What's more, the new research might point to targets to treat other, more troubling forms of headache such as migraine, the U.S. team said.
In the study, the scientists monitored brain blood flow in 13 healthy adults as they sipped ice water through a straw pressed against the upper palate so as to trigger "brain freeze."
The results suggest that these transient headaches are triggered by a sudden increase in blood flow in the brain's anterior cerebral artery. Brain freeze disappears again when this artery constricts, the study found.
The findings, to be presented Sunday at the Experimental Biology meeting in San Francisco, may help lead to new treatments for other types of headaches, the researchers said. Experimental Biology brings together researchers from six scientific societies.
The rapid dilation and then quick constriction of the anterior cerebral artery may be a type of self-defense for the brain, explained study leader Jorge Serrador of Harvard Medical School and the War Related Illness and Injury Study Center of the Veterans Affairs New Jersey Health Care System.
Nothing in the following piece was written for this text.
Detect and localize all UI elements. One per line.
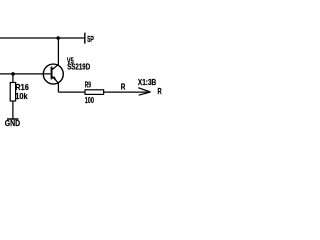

"The brain is one of the relatively important organs in the body, and it needs to be working all the time. It's fairly sensitive to temperature, so vasodilation [expansion of blood vessels] might be moving warm blood inside tissue to make sure the brain stays warm," Serrador noted in an American Physiological Society news release.
He explained that the skull is a closed structure and the sudden rush of blood could therefore boost pressure and cause pain. The subsequent constriction of the artery may also be a way to reduce pressure in the brain before it reaches dangerous levels.
Brain blood flow changes similar to those seen in brain freeze could be associated with migraines and other types of headaches, Serrador said. If further research confirms that this is the case, then finding ways to control brain blood flow could offer new treatments for headaches, he said.
Data and conclusions presented at scientific meetings should be considered preliminary until published in a peer-reviewed medical journal.